Put another way, assumptions are mental shortcuts that save us time and effort since we don’t check out all the information surrounding the situation. People are able to jump to an answer or solution. Making assumptions is also natural and a human habit.
The biggest predicament with making assumptions is that people believe they are the truth.
“It is tempting, if the only tool you have is a hammer, to treat everything as if it were a nail.” ― Abraham Harold Maslow
Unfortunately, the problem is that many of the assumptions turn out to be wrong and that can turn out badly if important things ride on those assumptions.
Although making assumptions will often help speed things up, it will also unavoidably shield us from other possibilities. Often we will leap to the wrong conclusion and miss the chance to make a better decision.
In large organizations everyone makes assumptions that can affect the business in any number of ways; good, bad, or indifferent. When important outcomes are based on assumptions, then that assumption had best be arrived at in a very methodical way.
If the hazards associated with that assumption is made clear to everyone and there is a process for verifying the accuracy of that assumption, then the risks are lower if the assumption turns out wrong.
Business owners regularly say that they wish they knew what they know now at the start of their business.

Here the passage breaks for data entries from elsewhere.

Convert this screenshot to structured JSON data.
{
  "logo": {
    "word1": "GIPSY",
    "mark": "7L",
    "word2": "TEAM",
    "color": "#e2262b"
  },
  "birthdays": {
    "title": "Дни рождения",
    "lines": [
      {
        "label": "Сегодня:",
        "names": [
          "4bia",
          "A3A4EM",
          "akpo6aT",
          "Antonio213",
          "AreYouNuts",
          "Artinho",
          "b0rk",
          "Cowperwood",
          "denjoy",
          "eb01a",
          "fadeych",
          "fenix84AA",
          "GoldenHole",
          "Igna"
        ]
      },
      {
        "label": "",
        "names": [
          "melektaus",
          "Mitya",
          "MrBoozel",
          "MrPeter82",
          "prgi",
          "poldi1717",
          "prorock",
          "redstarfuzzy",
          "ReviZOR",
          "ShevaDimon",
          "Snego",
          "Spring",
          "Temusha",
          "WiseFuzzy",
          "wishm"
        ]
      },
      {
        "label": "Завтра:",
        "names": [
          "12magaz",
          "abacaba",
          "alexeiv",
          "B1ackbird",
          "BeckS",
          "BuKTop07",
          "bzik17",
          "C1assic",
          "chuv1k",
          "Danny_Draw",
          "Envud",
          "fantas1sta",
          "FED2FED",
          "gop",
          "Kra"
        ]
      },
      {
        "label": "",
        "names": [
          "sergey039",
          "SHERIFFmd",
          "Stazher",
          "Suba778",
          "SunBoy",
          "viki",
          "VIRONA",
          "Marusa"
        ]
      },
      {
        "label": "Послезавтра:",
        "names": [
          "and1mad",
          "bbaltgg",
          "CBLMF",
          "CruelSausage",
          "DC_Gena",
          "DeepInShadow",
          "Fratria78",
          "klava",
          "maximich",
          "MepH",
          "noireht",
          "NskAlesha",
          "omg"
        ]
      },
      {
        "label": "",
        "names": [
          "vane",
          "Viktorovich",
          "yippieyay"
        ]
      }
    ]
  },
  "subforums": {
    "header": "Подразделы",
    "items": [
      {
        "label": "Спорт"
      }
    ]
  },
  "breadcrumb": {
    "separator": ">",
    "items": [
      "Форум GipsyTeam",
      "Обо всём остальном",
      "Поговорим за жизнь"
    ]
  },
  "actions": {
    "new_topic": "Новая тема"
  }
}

When asked about this, they regularly say that their biggest mistakes were caused by faulty assumptions.
“When you assume, you make an ass out of u and me.”
― Oscar Wilde
The best advice is to only make an assumption if you have to. Then ensure that it is validated as true as quickly as possible.
The problem with this however, is that people make assumptions all the time and are not even aware of it. It takes practice to learn how to recognize assumptions we make.
Once we drop our pre-conceived assumptions we’re much more likely to find better solutions in life and in business.
As leaders we need to be aware of the problem with assumptions and focus our abilities to preventing assumptions from interrupting our organizations.
 Assumption: The act of taking for granted, or supposing a thing without proof; supposition; unwarrantable claim.